The Swiss Vote and Gold & Silver

cropped-bob-shapiro.jpg   By Bob Shapiro

I wrote a couple of weeks ago about the Swiss referendum on whether their Central Bank should be required to:

  • Increase their holdings of Gold, as a percentage of reserve assets, back up to 20%, from the current roughly 7%
  • Repatriate Swiss Gold back to Switzerland from various Central Banks in other countries, where the Swiss Gold is being held
  • Never sell Swiss Gold in the future.

The Swiss Central Bank was vehemently opposed (well yeah, it would have restricted their misuse of Swiss Citizens’ Gold).

The vote was held yesterday (Nov 30), and the proposal did not pass (by a significant margin).

What I found especially interesting was the Gold (and Silver) market response to the vote. Late last week, the metals sold off significantly, in anticipation of a No vote.
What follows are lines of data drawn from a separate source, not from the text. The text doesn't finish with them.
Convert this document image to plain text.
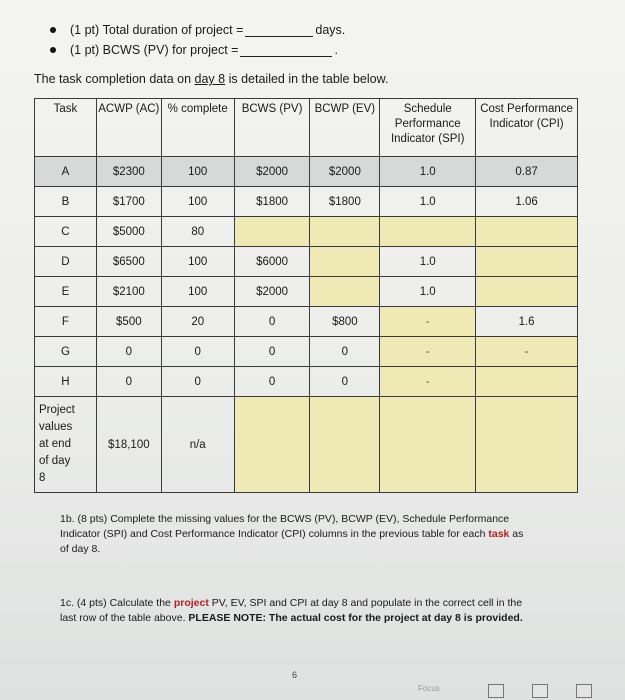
(1 pt)
Total duration of project =	days.
(1 pt)
BCWS (PV) for project =	.
The task completion data on day 8 is detailed in the table below.
Task	ACWP (AC)	% complete	BCWS (PV)	BCWP (EV)	Schedule Performance Indicator (SPI)	Cost Performance Indicator (CPI)
A	$2300	100	$2000	$2000	1.0	0.87
B	$1700	100	$1800	$1800	1.0	1.06
C	$5000	80				
D	$6500	100	$6000		1.0	
E	$2100	100	$2000		1.0	
F	$500	20	0	$800	-	1.6
G	0	0	0	0	-	-
H	0	0	0	0	-	
Project
values
at end
of day
8	$18,100	n/a				
1b. (8 pts) Complete the missing values for the BCWS (PV), BCWP (EV), Schedule Performance Indicator (SPI) and Cost Performance Indicator (CPI) columns in the previous table for each task as of day 8.
1c. (4 pts) Calculate the project PV, EV, SPI and CPI at day 8 and populate in the correct cell in the last row of the table above. PLEASE NOTE: The actual cost for the project at day 8 is provided.
6
Focus
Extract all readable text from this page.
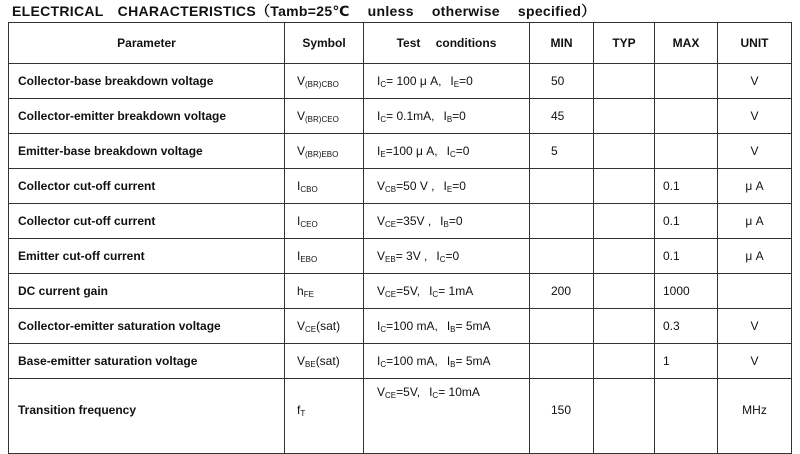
ELECTRICAL CHARACTERISTICS（Tamb=25℃ unless otherwise specified）
Parameter	Symbol	Test conditions	MIN	TYP	MAX	UNIT
Collector-base breakdown voltage	$V_{(BR)CBO}$	$I_C= 100$ μ A, $I_E=0$	50			V
Collector-emitter breakdown voltage	$V_{(BR)CEO}$	$I_C= 0.1mA$, $I_B=0$	45			V
Emitter-base breakdown voltage	$V_{(BR)EBO}$	$I_E=100$ μ A, $I_C=0$	5			V
Collector cut-off current	$I_{CBO}$	$V_{CB}=50$ V , $I_E=0$			0.1	μ A
Collector cut-off current	$I_{CEO}$	$V_{CE}=35V$ , $I_B=0$			0.1	μ A
Emitter cut-off current	$I_{EBO}$	$V_{EB}= 3V$ , $I_C=0$			0.1	μ A
DC current gain	$h_{FE}$	$V_{CE}=5V$, $I_C= 1mA$	200		1000	
Collector-emitter saturation voltage	$V_{CE}(sat)$	$I_C=100$ mA, $I_B= 5mA$			0.3	V
Base-emitter saturation voltage	$V_{BE}(sat)$	$I_C=100$ mA, $I_B= 5mA$			1	V
Transition frequency	$f_T$	$V_{CE}=5V$, $I_C= 10mA$	150			MHz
But, today, after the No vote results were reported, Gold and Silver both surged in price.

After an immediate fall late last night when markets resumed trading after the weekend, Gold closed up $44 for the day. Silver also fell and then rose for a gain of $0.88 per ounce to $16.45. It looked like another case of “Sell the Rumor, and Buy the News.”

Gold Chart

So, what’s the big deal over Gold? Why is this important about Silver anyway? These Precious Metals have a 5000 year history of use for money purposes. As opposed to paper (sometimes referred to as fiat paper money), Silver & Gold tend to retain their values over the long haul. A 1oz Gold Coin could buy a good custom-made men’s suit 100 years ago, and it still can today.

Paper can be printed, or digitally accounted into existence, whereas Silver & Gold have to be mined, and that costs a lot of money and time. At current prices (Gold trades today at $1207), both metals sell for about the marginal cost of production. At these prices, some mines already are reducing operations because they can’t profit.

Returning to paper, not only can it be printed, it IS being printed – by several countries and in massive quantities. Japan, which still hasn’t recovered from its late 80s market crash, once again is falling into an officially defined Recession.

The Eurozone Central Bank (ECB) head, Mario Draghi, recently said he needs to start a QE over there to get their Economy out of their impending Recession. China and Russia are inflating their paper money supplies.

The US FED, though it officially stopped QE, isn’t going to sell any of its Trillions in Treasuries that it has bought. And, since they say that they will maintain their Zero Interest Rate Policy (ZIRP), that means they will continue buying Treasuries to keep the rate artificially low.

In case you are unaware, currency markets – including Silver and Gold – operate as auctions (yes in the short run these markets are subject to intervention/manipulation, but can’t be controlled in the long run).

So, let’s consider a simulated auction, where 10 chairs (or widgets) are up for sale. Four bidders combined have Monopoly money totaling $1,000 and have to get as many chairs as they can to win. After the auction, the average price per chair is almost $100 ($1,000 total divided by 10 chairs).


Now, lets up the combined total that the four bidders have to $1,000,000. How much would you expect the average price per chair to be? If you said almost $100,000 per chair you’d be right. The supply of chairs was the same, but the demand went up, from $1,000 to $1,000,000.

Getting back to Silver & Gold, if the paper money supply around the world has gone up around 7% a year for 1/3 of a century, then there is about 8 times as much fiat paper as 1980, when Gold touched $850 and Silver touched $50 per ounce.

There is a lot more going on, but this is enough to consider right now.

  • Silver & Gold are selling for about the cost of production
  • There is 8 times as much fiat paper chasing that Silver & Gold as there was in 1980, the last time they were super high
  • Gold is selling today for $1207 vs $850 in 1980
  • Silver is selling for $16.45 vs $50 in 1980
  • Governments worldwide are continuing to debase their currencies

I’m convinced, which is why I own some Silver & Gold investments. For those of you interested but new to this investment category, go slowly and go easy, possibly with some tradeable funds like SIL (Silver companies), GDX (Gold Companies), or GDXJ (Gold Junior Companies – I have some of this one). Caveat: I’ve been wrong before.